Fiona has been with us a week now, and it’s only today when I was able to articulate why I adopted her a week ago today, Saturday.
She was abandoned in her carrier that Friday in the airport terminal at San Luis Obispo, this big steel-and-glass place where the people are always in a hurry. So was the man who left her inside. The backstory was that Fiona belonged to his longtime significant other. She died. He drinks, so he’s on his way to dying. That Saturday, he was on his way out of town. He called a relative of the woman he’d lived with to tell her couldn’t take care of the cat anymore and told her, too, where he would leave her.
Then he flew away.
Fiona’s experience is mirrored in my family’s history.
The little girl in the photo below is my mother. We think, but are not sure, that the snappily-dressed fellow with his hands on the chair is her father, Edmund Keefe, the son of County Wicklow Famine immigrants. We think he was handsome and charming. We know that he was a drunk. He also had a tendency during benders to “borrow” cars, in Taft, California, where I would be born in 1952, that didn’t belong to him. The articles are from April 1925.



Then, sometime in 1925, he disappeared, never to be heard from again. This is my grandmother and my mom at about that time. My niece, Emily, found this 1925 clipping from the Oakland Tribune. (His first name varies in the old papers: “Edmund” or “Edward”).


My mother never knew what happened to him, but the melancholy he left behind stalked her for her entire life.
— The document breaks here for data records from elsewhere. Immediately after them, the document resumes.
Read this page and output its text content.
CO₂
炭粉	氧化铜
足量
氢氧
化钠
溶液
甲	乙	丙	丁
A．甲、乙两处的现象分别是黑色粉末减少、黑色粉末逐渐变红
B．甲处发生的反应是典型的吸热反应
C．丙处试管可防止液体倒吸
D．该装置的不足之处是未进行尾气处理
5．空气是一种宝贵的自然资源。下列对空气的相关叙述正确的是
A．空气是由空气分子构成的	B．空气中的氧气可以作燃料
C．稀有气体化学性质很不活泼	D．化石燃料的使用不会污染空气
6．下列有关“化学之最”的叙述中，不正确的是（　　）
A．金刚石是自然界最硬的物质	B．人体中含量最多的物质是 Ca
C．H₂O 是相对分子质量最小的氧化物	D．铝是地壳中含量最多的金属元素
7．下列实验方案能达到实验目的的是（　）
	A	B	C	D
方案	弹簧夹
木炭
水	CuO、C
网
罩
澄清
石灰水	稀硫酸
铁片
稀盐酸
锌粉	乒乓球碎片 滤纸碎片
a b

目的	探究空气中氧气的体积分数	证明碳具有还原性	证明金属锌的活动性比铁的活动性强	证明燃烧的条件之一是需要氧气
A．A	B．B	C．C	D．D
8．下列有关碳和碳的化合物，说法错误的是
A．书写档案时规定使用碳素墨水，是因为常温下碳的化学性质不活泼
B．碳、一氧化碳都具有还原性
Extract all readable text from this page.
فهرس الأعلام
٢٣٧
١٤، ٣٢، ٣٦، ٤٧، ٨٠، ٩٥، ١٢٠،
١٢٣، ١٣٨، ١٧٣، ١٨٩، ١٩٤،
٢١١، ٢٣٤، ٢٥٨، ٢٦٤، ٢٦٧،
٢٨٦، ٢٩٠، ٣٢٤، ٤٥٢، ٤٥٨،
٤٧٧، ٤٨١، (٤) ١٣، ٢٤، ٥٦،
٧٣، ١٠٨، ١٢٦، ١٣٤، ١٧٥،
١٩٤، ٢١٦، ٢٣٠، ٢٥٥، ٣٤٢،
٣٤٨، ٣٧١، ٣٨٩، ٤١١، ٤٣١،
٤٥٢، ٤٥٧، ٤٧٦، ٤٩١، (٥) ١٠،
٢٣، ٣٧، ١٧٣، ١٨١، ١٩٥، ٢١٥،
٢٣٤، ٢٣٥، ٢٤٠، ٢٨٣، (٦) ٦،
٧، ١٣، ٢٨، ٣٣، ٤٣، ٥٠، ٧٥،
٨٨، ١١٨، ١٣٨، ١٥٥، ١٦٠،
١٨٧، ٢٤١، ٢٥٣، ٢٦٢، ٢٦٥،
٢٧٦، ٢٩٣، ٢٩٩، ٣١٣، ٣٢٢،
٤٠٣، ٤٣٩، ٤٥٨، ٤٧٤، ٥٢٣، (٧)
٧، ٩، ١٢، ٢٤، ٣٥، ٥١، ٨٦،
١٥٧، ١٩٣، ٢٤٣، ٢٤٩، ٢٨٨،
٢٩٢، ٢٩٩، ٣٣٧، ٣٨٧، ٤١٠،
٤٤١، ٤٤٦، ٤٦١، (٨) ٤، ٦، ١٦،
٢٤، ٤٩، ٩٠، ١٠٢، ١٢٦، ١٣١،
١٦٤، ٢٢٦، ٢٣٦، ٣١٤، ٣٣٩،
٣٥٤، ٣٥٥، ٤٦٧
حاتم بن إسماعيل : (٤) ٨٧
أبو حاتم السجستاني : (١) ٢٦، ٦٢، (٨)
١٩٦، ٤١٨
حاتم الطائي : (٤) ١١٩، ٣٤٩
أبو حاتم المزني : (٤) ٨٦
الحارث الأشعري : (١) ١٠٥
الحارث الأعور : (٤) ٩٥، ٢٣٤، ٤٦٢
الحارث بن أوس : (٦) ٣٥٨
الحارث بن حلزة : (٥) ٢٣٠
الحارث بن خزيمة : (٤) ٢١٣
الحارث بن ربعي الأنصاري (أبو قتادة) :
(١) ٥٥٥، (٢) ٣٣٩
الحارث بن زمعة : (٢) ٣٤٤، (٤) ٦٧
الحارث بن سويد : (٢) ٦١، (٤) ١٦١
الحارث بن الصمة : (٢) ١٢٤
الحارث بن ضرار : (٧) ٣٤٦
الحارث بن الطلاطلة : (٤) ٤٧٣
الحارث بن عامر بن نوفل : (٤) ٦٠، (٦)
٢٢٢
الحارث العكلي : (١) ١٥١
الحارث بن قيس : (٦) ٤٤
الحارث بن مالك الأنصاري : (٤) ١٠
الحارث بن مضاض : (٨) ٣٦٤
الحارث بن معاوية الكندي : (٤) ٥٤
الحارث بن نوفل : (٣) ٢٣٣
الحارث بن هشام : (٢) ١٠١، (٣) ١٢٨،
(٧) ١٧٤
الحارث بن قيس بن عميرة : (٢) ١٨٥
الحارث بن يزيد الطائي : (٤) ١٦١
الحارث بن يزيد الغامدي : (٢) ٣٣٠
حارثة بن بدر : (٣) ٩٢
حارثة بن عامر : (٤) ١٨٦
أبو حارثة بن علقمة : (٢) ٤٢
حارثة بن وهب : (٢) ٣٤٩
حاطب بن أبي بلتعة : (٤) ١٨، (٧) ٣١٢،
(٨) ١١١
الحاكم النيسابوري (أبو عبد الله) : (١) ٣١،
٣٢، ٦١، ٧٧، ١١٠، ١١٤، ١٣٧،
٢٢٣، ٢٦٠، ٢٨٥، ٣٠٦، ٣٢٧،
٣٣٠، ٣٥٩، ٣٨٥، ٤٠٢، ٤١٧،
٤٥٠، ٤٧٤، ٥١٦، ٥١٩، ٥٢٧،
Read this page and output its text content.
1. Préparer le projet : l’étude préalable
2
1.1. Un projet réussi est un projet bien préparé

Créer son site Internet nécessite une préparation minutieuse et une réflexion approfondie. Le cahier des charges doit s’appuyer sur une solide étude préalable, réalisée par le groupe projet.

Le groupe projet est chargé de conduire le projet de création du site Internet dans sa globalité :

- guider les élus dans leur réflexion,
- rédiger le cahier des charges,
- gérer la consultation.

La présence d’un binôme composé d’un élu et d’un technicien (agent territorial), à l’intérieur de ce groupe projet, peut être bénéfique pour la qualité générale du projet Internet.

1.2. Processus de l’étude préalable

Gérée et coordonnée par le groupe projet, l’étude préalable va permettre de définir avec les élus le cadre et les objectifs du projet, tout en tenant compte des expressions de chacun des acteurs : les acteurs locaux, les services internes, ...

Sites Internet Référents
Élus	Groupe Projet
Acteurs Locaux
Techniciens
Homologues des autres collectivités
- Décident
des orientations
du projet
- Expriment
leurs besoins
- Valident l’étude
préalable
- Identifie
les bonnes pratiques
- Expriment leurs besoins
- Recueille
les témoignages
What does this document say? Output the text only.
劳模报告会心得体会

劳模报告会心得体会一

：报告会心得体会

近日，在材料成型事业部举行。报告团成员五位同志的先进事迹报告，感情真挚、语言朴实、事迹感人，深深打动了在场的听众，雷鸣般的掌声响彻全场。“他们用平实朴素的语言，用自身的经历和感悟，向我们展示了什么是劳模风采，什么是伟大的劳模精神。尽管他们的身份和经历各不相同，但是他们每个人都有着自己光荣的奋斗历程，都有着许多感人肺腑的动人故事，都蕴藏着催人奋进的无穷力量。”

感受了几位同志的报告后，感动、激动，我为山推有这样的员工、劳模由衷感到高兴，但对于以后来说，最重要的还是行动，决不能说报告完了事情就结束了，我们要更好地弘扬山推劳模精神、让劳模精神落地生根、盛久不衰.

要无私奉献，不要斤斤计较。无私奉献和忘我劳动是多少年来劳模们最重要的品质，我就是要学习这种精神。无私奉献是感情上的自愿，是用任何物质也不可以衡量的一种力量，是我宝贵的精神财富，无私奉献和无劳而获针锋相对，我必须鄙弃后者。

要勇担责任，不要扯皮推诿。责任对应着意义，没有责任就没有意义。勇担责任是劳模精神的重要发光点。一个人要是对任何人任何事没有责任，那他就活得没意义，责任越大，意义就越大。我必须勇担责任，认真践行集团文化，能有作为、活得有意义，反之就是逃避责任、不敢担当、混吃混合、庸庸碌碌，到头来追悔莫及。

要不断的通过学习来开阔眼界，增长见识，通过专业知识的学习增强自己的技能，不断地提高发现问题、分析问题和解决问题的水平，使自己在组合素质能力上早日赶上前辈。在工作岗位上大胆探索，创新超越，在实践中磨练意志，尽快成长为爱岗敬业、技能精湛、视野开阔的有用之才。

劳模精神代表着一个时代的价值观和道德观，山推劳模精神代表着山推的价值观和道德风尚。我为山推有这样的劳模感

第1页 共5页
She died at 48. What she left behind—-I can’t quite find the right word—was imperfect but loving and brilliant momsmanship. (Below: as a third grader; with my big brother Bruce, with my big sister Roberta.)



So adopting this abandoned cat was natural to me. She needed a place where she would be safe, where she would never go hungry, and where she would always feel loved. She needs what was taken away from my mother, the very woman who taught me how to give gifts like these.




Everything about this is a soul laid bare.